Em cada ilha, de acordo com a necessidade ou com a apetência de cada uma, as atividades foram-se sucedendo num crescendo de empenho e de entusiasmo. No final, que hoje se regista, pensamos que o duplo objetivo foi cumprido: sensibilização e mobilização.  Sensibilização para o valor e delicadeza que o mar tem e mobilização para que zelemos ativamente pela sua salubridade e para que o utilizemos sustentavelmente.
Em Dia Mundial dos Oceanos, o meu desejo é que o espírito que tomou conta dos Açores enquanto Entre-Mares se celebrou se prolongue pelo resto do ano. Desta forma discreta, empenhada e consequente, em que as pessoas vão pensando no gigante azul que ali está ao lado como um ser sensível, fascinante, útil e gerador de atividades que podem dar lucro e, ao mesmo tempo, preencher-nos enquanto homens e aventureiros.
No nosso mar há muitos mais poemas por escrever do que aqueles que já sobre ele foram escritos e há muito mais regatas para partir do que aquelas que já terminaram. Esta abordagem serve para todas as temáticas marinhas e marítimas, desde a ciência à economia.

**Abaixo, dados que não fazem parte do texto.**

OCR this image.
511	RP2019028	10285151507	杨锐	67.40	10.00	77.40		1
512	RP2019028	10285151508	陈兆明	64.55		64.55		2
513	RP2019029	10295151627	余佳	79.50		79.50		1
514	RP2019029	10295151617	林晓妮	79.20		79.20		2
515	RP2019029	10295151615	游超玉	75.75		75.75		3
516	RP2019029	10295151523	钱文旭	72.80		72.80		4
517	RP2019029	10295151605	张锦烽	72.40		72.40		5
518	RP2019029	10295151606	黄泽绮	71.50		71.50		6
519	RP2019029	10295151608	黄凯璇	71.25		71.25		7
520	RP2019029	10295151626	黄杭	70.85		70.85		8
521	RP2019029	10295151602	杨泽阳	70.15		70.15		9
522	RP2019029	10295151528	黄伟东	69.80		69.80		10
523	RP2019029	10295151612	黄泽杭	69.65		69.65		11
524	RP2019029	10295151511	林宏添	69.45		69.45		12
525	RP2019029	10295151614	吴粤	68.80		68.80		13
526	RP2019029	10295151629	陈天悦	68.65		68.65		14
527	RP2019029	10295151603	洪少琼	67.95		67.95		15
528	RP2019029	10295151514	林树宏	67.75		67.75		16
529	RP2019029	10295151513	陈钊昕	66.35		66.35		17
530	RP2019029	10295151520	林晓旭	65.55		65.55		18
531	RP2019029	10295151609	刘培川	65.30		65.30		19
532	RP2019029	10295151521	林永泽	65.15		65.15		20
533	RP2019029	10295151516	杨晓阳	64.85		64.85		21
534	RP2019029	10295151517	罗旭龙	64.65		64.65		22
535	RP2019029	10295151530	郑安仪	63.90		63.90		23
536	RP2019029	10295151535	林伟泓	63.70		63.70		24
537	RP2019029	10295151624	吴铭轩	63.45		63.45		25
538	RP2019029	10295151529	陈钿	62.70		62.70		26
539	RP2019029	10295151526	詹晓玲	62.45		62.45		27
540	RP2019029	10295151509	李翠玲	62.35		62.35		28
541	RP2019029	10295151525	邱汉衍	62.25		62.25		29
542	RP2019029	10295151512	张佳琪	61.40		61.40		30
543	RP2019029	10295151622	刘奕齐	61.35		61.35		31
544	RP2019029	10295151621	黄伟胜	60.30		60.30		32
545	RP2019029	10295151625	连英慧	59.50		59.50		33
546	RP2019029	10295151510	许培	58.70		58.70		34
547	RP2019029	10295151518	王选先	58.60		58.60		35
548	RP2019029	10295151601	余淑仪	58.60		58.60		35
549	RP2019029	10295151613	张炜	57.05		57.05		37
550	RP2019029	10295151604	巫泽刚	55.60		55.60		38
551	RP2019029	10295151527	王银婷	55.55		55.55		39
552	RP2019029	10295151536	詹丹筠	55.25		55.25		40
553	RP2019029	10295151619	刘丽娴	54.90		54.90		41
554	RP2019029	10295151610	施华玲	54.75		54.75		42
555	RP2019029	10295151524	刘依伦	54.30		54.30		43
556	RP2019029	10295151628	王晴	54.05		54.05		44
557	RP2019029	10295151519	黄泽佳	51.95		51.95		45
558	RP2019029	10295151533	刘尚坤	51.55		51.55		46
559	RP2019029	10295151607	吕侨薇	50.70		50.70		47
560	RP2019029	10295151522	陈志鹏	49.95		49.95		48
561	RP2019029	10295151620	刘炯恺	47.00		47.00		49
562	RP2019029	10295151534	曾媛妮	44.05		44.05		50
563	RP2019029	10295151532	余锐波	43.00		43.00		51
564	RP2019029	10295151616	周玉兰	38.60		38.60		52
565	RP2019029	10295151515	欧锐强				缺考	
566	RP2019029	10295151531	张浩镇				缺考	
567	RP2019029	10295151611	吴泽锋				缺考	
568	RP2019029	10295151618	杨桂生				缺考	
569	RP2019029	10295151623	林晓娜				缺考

Que a postura participativa e dinâmica do Entre-Mares se estenda dos milhares de pessoas que participaram a todos os cidadãos açorianos. Haja imaginação e empenho e o Mar dos Açores ainda terá muitas surpresas para nos mostrar…
Governo, Autarquias, Associações Não-Governamentais, Autoridade Marítima, Escolas de todos os graus e tipos de ensino, assumiram numas atividades o papel de organizadores, noutras de colaboradores, noutras de apoiantes e noutras ainda de participantes. Foi, mais uma vez, um período enriquecedor e que nos deixa já cheios de saudades do ano que vem.